5. **Peak Performance:** "Ours" often reaches its peak accuracy in the later steps (30-50), while "ReST" peaks are more scattered and often not sustained.
### Interpretation
This collection of charts presents a compelling case for the effectiveness of the proposed method ("Ours") compared to the baseline ("ReST") across a diverse set of mathematical and scientific reasoning benchmarks.
* **What the Data Suggests:** The data demonstrates that "Ours" not only achieves higher final accuracy but also learns more reliably and stably over time. The high volatility of "ReST" suggests its training or evaluation process is less robust, potentially sensitive to specific data batches or steps.
* **Relationship Between Elements:** The "Total" chart aggregates the performance, confirming the overall trend seen in individual benchmarks. The consistency across different domains (general math, competition math, K12 subjects) indicates the improvement is not niche but broadly applicable.
* **Notable Anomalies:** The GPOA chart is the primary outlier, where neither method shows a clear advantage and both are highly unstable.

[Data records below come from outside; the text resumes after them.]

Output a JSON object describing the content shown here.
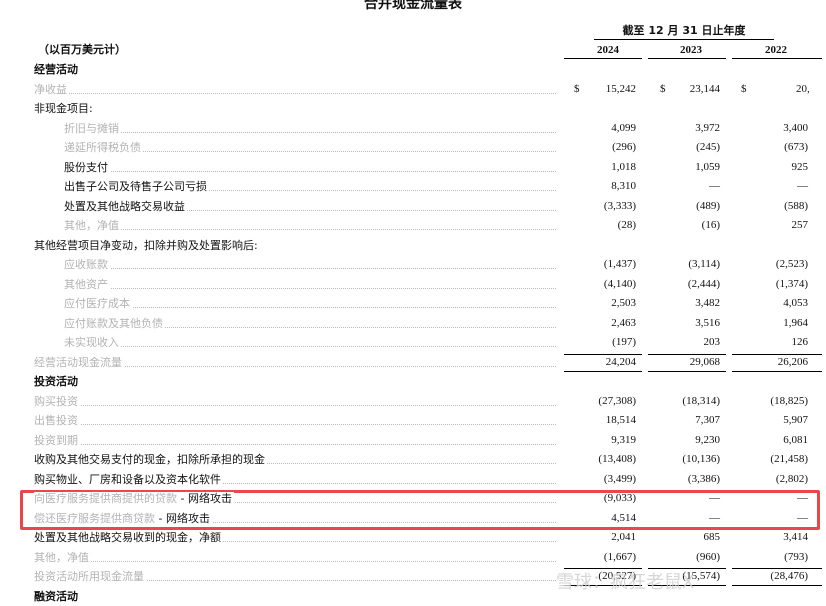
{
  "title": "合并现金流量表",
  "period_header": "截至 12 月 31 日止年度",
  "unit_label": "（以百万美元计）",
  "years": [
    "2024",
    "2023",
    "2022"
  ],
  "currency_symbol": "$",
  "watermark": "雪球：疯狂老鼠X",
  "highlight_color": "#e8474d",
  "rows": [
    {
      "label": "经营活动",
      "style": "section",
      "values": [
        "",
        "",
        ""
      ]
    },
    {
      "label": "净收益",
      "style": "muted",
      "values": [
        "15,242",
        "23,144",
        "20,"
      ],
      "dollar": true
    },
    {
      "label": "非现金项目:",
      "style": "plain",
      "values": [
        "",
        "",
        ""
      ]
    },
    {
      "label": "折旧与摊销",
      "style": "muted-indent",
      "values": [
        "4,099",
        "3,972",
        "3,400"
      ]
    },
    {
      "label": "递延所得税负债",
      "style": "muted-indent",
      "values": [
        "(296)",
        "(245)",
        "(673)"
      ]
    },
    {
      "label": "股份支付",
      "style": "indent",
      "values": [
        "1,018",
        "1,059",
        "925"
      ]
    },
    {
      "label": "出售子公司及待售子公司亏损",
      "style": "indent",
      "values": [
        "8,310",
        "—",
        "—"
      ]
    },
    {
      "label": "处置及其他战略交易收益",
      "style": "indent",
      "values": [
        "(3,333)",
        "(489)",
        "(588)"
      ]
    },
    {
      "label": "其他，净值",
      "style": "muted-indent",
      "values": [
        "(28)",
        "(16)",
        "257"
      ]
    },
    {
      "label": "其他经营项目净变动，扣除并购及处置影响后:",
      "style": "plain",
      "values": [
        "",
        "",
        ""
      ]
    },
    {
      "label": "应收账款",
      "style": "muted-indent",
      "values": [
        "(1,437)",
        "(3,114)",
        "(2,523)"
      ]
    },
    {
      "label": "其他资产",
      "style": "muted-indent",
      "values": [
        "(4,140)",
        "(2,444)",
        "(1,374)"
      ]
    },
    {
      "label": "应付医疗成本",
      "style": "muted-indent",
      "values": [
        "2,503",
        "3,482",
        "4,053"
      ]
    },
    {
      "label": "应付账款及其他负债",
      "style": "muted-indent",
      "values": [
        "2,463",
        "3,516",
        "1,964"
      ]
    },
    {
      "label": "未实现收入",
      "style": "muted-indent",
      "values": [
        "(197)",
        "203",
        "126"
      ]
    },
    {
      "label": "经营活动现金流量",
      "style": "muted",
      "values": [
        "24,204",
        "29,068",
        "26,206"
      ]
    },
    {
      "label": "投资活动",
      "style": "section",
      "values": [
        "",
        "",
        ""
      ]
    },
    {
      "label": "购买投资",
      "style": "muted",
      "values": [
        "(27,308)",
        "(18,314)",
        "(18,825)"
      ]
    },
    {
      "label": "出售投资",
      "style": "muted",
      "values": [
        "18,514",
        "7,307",
        "5,907"
      ]
    },
    {
      "label": "投资到期",
      "style": "muted",
      "values": [
        "9,319",
        "9,230",
        "6,081"
      ]
    },
    {
      "label": "收购及其他交易支付的现金，扣除所承担的现金",
      "style": "plain",
      "values": [
        "(13,408)",
        "(10,136)",
        "(21,458)"
      ]
    },
    {
      "label": "购买物业、厂房和设备以及资本化软件",
      "style": "plain",
      "values": [
        "(3,499)",
        "(3,386)",
        "(2,802)"
      ]
    },
    {
      "label": "向医疗服务提供商提供的贷款 - 网络攻击",
      "style": "mixed",
      "muted_part": "向医疗服务提供商提供的贷款",
      "plain_part": " - 网络攻击",
      "values": [
        "(9,033)",
        "—",
        "—"
      ]
    },
    {
      "label": "偿还医疗服务提供商贷款 - 网络攻击",
      "style": "mixed",
      "muted_part": "偿还医疗服务提供商贷款",
      "plain_part": " - 网络攻击",
      "values": [
        "4,514",
        "—",
        "—"
      ]
    },
    {
      "label": "处置及其他战略交易收到的现金，净额",
      "style": "plain",
      "values": [
        "2,041",
        "685",
        "3,414"
      ]
    },
    {
      "label": "其他，净值",
      "style": "muted",
      "values": [
        "(1,667)",
        "(960)",
        "(793)"
      ]
    },
    {
      "label": "投资活动所用现金流量",
      "style": "muted",
      "values": [
        "(20,527)",
        "(15,574)",
        "(28,476)"
      ]
    },
    {
      "label": "融资活动",
      "style": "section",
      "values": [
        "",
        "",
        ""
      ]
    }
  ]
}
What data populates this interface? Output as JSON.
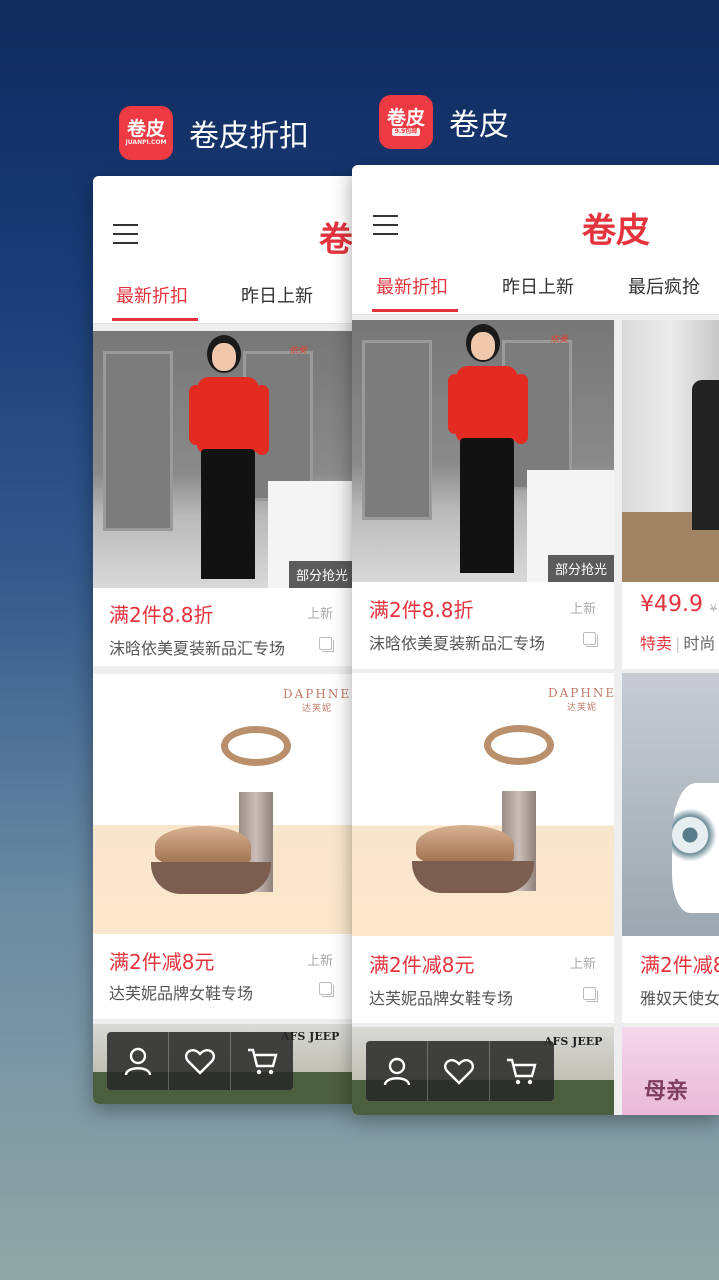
{
  "left_app": {
    "icon_text": "卷皮",
    "icon_subtext": "JUANPI.COM",
    "name": "卷皮折扣",
    "brand_logo": "卷",
    "tabs": [
      {
        "label": "最新折扣",
        "active": true
      },
      {
        "label": "昨日上新",
        "active": false
      }
    ],
    "products": [
      {
        "price_text": "满2件8.8折",
        "new_label": "上新",
        "title": "沫晗依美夏装新品汇专场",
        "badge": "部分抢光",
        "image": "woman-in-red-top"
      },
      {
        "price_text": "满2件减8元",
        "new_label": "上新",
        "title": "达芙妮品牌女鞋专场",
        "image": "high-heel-sandal",
        "brand_mark": "DAPHNE",
        "brand_mark_cn": "达芙妮"
      },
      {
        "image": "green-shirt",
        "brand_mark": "AFS JEEP"
      }
    ]
  },
  "right_app": {
    "icon_text": "卷皮",
    "icon_subtext": "9.9包邮",
    "name": "卷皮",
    "brand_logo": "卷皮",
    "tabs": [
      {
        "label": "最新折扣",
        "active": true
      },
      {
        "label": "昨日上新",
        "active": false
      },
      {
        "label": "最后疯抢",
        "active": false
      }
    ],
    "products_col1": [
      {
        "price_text": "满2件8.8折",
        "new_label": "上新",
        "title": "沫晗依美夏装新品汇专场",
        "badge": "部分抢光",
        "image": "woman-in-red-top"
      },
      {
        "price_text": "满2件减8元",
        "new_label": "上新",
        "title": "达芙妮品牌女鞋专场",
        "image": "high-heel-sandal",
        "brand_mark": "DAPHNE",
        "brand_mark_cn": "达芙妮"
      },
      {
        "image": "green-shirt",
        "brand_mark": "AFS JEEP"
      }
    ],
    "products_col2": [
      {
        "price": "¥49.9",
        "old_price": "¥",
        "tag_hot": "特卖",
        "tag_text": "时尚",
        "image": "store-photo"
      },
      {
        "price_text": "满2件减8",
        "title": "雅奴天使女",
        "image": "floral-dress"
      },
      {
        "image": "pink-banner",
        "banner_text": "母亲"
      }
    ]
  },
  "bottom_bar": {
    "icons": [
      "user-icon",
      "heart-icon",
      "cart-icon"
    ]
  },
  "colors": {
    "brand_red": "#e5333d",
    "icon_red": "#ee3a43"
  }
}
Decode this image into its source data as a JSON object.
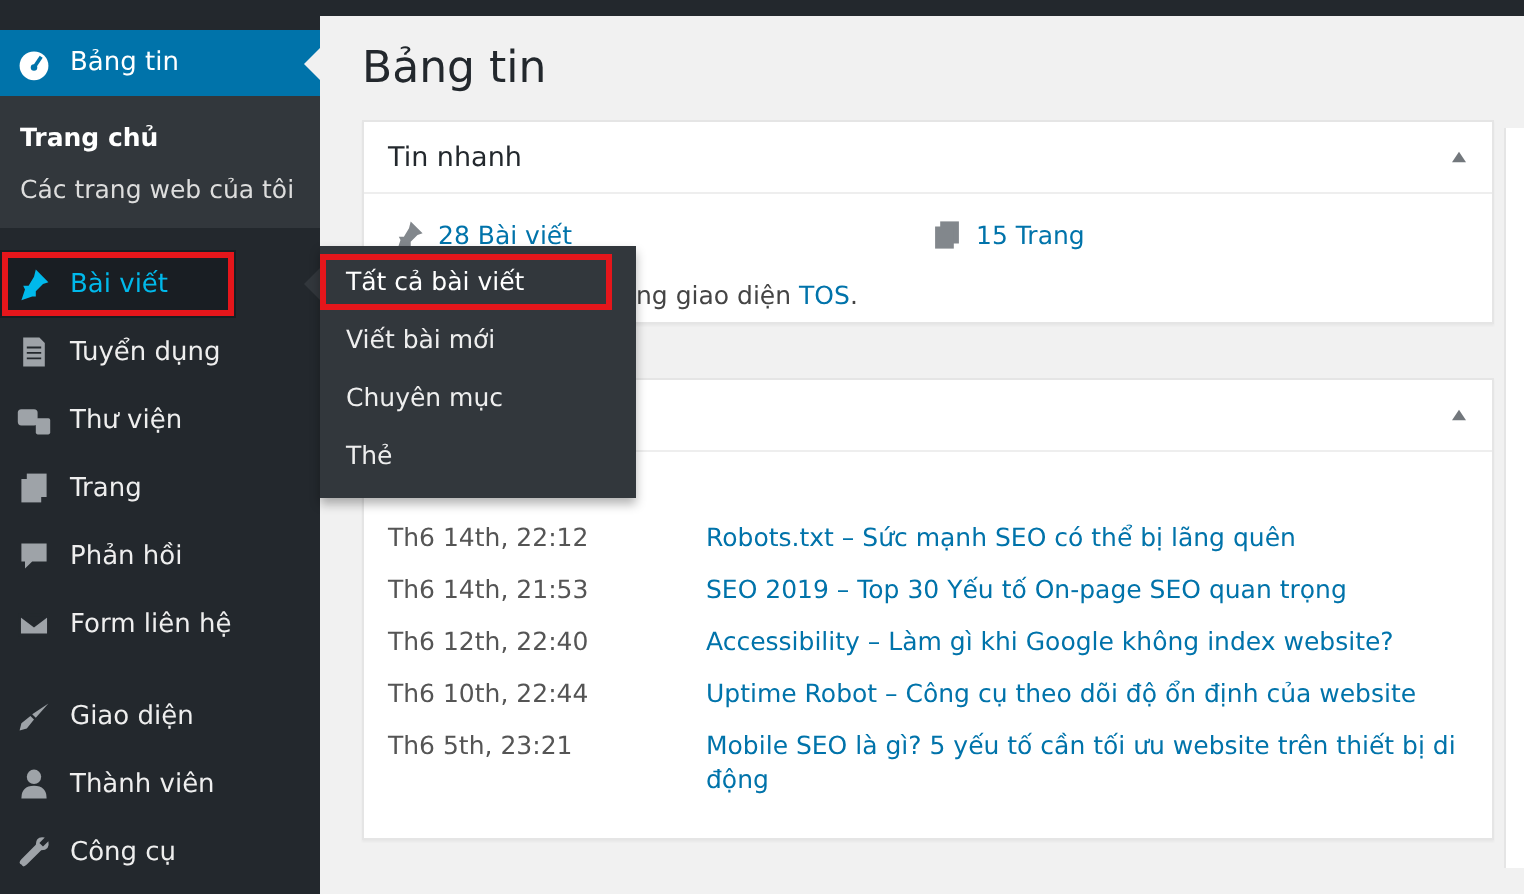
{
  "sidebar": {
    "groups": [
      {
        "items": [
          {
            "label": "Bảng tin",
            "kind": "gauge",
            "current": true,
            "highlighted": false,
            "submenu": [
              "Trang chủ",
              "Các trang web của tôi"
            ]
          },
          {
            "label": "Bài viết",
            "kind": "pin",
            "current": false,
            "hovered": true,
            "highlighted": true,
            "flyout": [
              {
                "label": "Tất cả bài viết",
                "highlighted": true
              },
              {
                "label": "Viết bài mới",
                "highlighted": false
              },
              {
                "label": "Chuyên mục",
                "highlighted": false
              },
              {
                "label": "Thẻ",
                "highlighted": false
              }
            ]
          },
          {
            "label": "Tuyển dụng",
            "kind": "doc",
            "current": false,
            "highlighted": false
          },
          {
            "label": "Thư viện",
            "kind": "media",
            "current": false,
            "highlighted": false
          },
          {
            "label": "Trang",
            "kind": "pages",
            "current": false,
            "highlighted": false
          },
          {
            "label": "Phản hồi",
            "kind": "comment",
            "current": false,
            "highlighted": false
          },
          {
            "label": "Form liên hệ",
            "kind": "mail",
            "current": false,
            "highlighted": false
          }
        ]
      },
      {
        "items": [
          {
            "label": "Giao diện",
            "kind": "brush",
            "current": false,
            "highlighted": false
          },
          {
            "label": "Thành viên",
            "kind": "user",
            "current": false,
            "highlighted": false
          },
          {
            "label": "Công cụ",
            "kind": "wrench",
            "current": false,
            "highlighted": false
          }
        ]
      }
    ]
  },
  "page_title": "Bảng tin",
  "glance": {
    "title": "Tin nhanh",
    "stats": [
      {
        "kind": "pin",
        "label": "28 Bài viết"
      },
      {
        "kind": "pages",
        "label": "15 Trang"
      }
    ],
    "theme_text": "ng giao diện ",
    "theme_link": "TOS",
    "theme_end": "."
  },
  "activity": {
    "rows": [
      {
        "date": "Th6 14th, 22:12",
        "title": "Robots.txt – Sức mạnh SEO có thể bị lãng quên"
      },
      {
        "date": "Th6 14th, 21:53",
        "title": "SEO 2019 – Top 30 Yếu tố On-page SEO quan trọng"
      },
      {
        "date": "Th6 12th, 22:40",
        "title": "Accessibility – Làm gì khi Google không index website?"
      },
      {
        "date": "Th6 10th, 22:44",
        "title": "Uptime Robot – Công cụ theo dõi độ ổn định của website"
      },
      {
        "date": "Th6 5th, 23:21",
        "title": "Mobile SEO là gì? 5 yếu tố cần tối ưu website trên thiết bị di động"
      }
    ]
  }
}
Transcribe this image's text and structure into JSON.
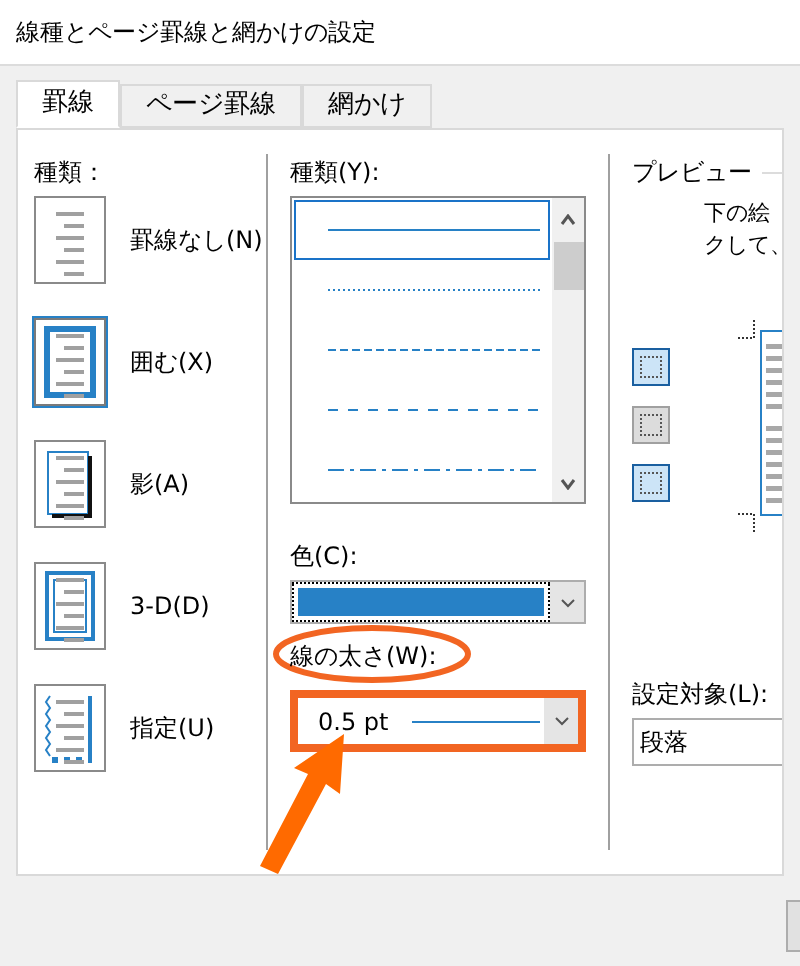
{
  "window": {
    "title": "線種とページ罫線と網かけの設定"
  },
  "tabs": [
    {
      "label": "罫線",
      "selected": true
    },
    {
      "label": "ページ罫線",
      "selected": false
    },
    {
      "label": "網かけ",
      "selected": false
    }
  ],
  "setting_types": {
    "label": "種類：",
    "items": [
      {
        "label": "罫線なし(N)",
        "kind": "none",
        "selected": false
      },
      {
        "label": "囲む(X)",
        "kind": "box",
        "selected": true
      },
      {
        "label": "影(A)",
        "kind": "shadow",
        "selected": false
      },
      {
        "label": "3-D(D)",
        "kind": "threed",
        "selected": false
      },
      {
        "label": "指定(U)",
        "kind": "custom",
        "selected": false
      }
    ]
  },
  "line_style": {
    "label": "種類(Y):",
    "items": [
      {
        "kind": "solid",
        "selected": true
      },
      {
        "kind": "dotted",
        "selected": false
      },
      {
        "kind": "dashed",
        "selected": false
      },
      {
        "kind": "wide-dashed",
        "selected": false
      },
      {
        "kind": "dash-dot",
        "selected": false
      }
    ]
  },
  "color_field": {
    "label": "色(C):",
    "color": "#2781c6"
  },
  "width_field": {
    "label": "線の太さ(W):",
    "value": "0.5 pt"
  },
  "preview": {
    "label": "プレビュー",
    "lines": [
      "下の絵",
      "クして、"
    ]
  },
  "apply_to": {
    "label": "設定対象(L):",
    "value": "段落"
  }
}
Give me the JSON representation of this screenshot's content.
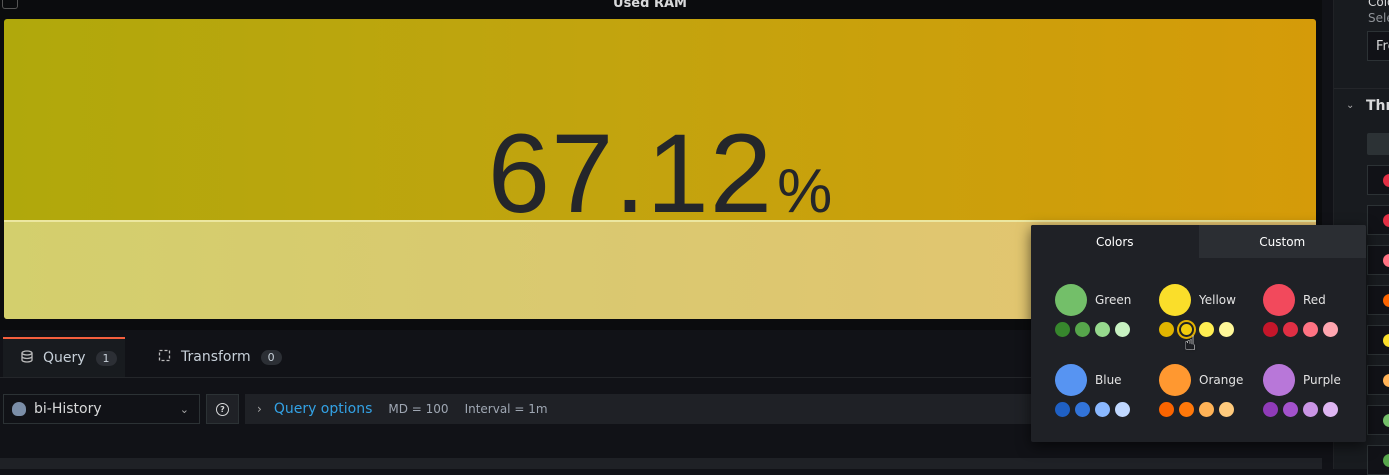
{
  "panel": {
    "title": "Used RAM",
    "value": "67.12",
    "unit": "%"
  },
  "tabs": [
    {
      "label": "Query",
      "count": "1",
      "icon": "database-icon"
    },
    {
      "label": "Transform",
      "count": "0",
      "icon": "transform-icon"
    }
  ],
  "query_row": {
    "datasource": "bi-History",
    "options_label": "Query options",
    "md": "MD = 100",
    "interval": "Interval = 1m"
  },
  "right_panel": {
    "color_label": "Colo",
    "color_sub": "Sele",
    "mode_value": "Fre",
    "thresholds_label": "Thre",
    "threshold_colors": [
      "#e02f44",
      "#e02f44",
      "#ff7383",
      "#fa6400",
      "#fade2a",
      "#ffb357",
      "#73bf69",
      "#56a64b"
    ]
  },
  "picker": {
    "tab_colors": "Colors",
    "tab_custom": "Custom",
    "groups": [
      {
        "name": "Green",
        "main": "#73bf69",
        "shades": [
          "#37872d",
          "#56a64b",
          "#96d98d",
          "#c8f2c2"
        ]
      },
      {
        "name": "Yellow",
        "main": "#fade2a",
        "shades": [
          "#e0b400",
          "#f2cc0c",
          "#ffee52",
          "#fff899"
        ],
        "selected": 1
      },
      {
        "name": "Red",
        "main": "#f2495c",
        "shades": [
          "#c4162a",
          "#e02f44",
          "#ff7383",
          "#ffa6b0"
        ]
      },
      {
        "name": "Blue",
        "main": "#5794f2",
        "shades": [
          "#1f60c4",
          "#3274d9",
          "#8ab8ff",
          "#c0d8ff"
        ]
      },
      {
        "name": "Orange",
        "main": "#ff9830",
        "shades": [
          "#fa6400",
          "#ff780a",
          "#ffb357",
          "#ffcb7d"
        ]
      },
      {
        "name": "Purple",
        "main": "#b877d9",
        "shades": [
          "#8f3bb8",
          "#a352cc",
          "#ca95e5",
          "#deb6f2"
        ]
      }
    ]
  }
}
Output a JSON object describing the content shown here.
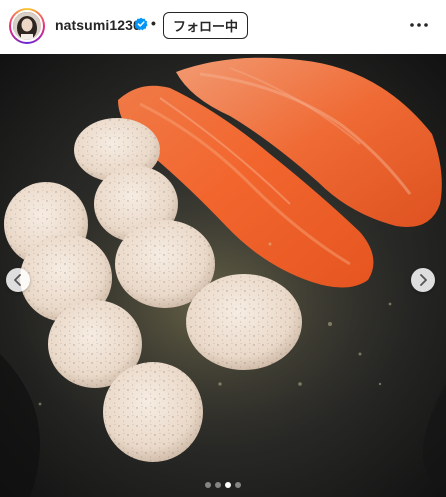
{
  "post": {
    "username": "natsumi1230",
    "separator": "•",
    "follow_label": "フォロー中",
    "verified": true
  },
  "icons": {
    "verified": "verified-badge-icon",
    "more": "more-options-icon",
    "prev": "chevron-left-icon",
    "next": "chevron-right-icon"
  },
  "carousel": {
    "total_slides": 4,
    "active_slide": 3
  },
  "colors": {
    "verified_blue": "#0095f6",
    "text": "#262626",
    "salmon": "#f2662e",
    "scallop": "#efe2d6"
  }
}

This suggests the GPOA benchmark may be particularly challenging or noisy, or that the methods behave differently on this specific task type.
* **Underlying Implication:** The results imply that the architectural or training innovations in "Ours" lead to more effective and stable optimization for complex reasoning tasks. The steady climb of "Ours" suggests it continues to benefit from extended training (more steps), whereas "ReST" may plateau or become unstable. This has practical significance for resource allocation in model training.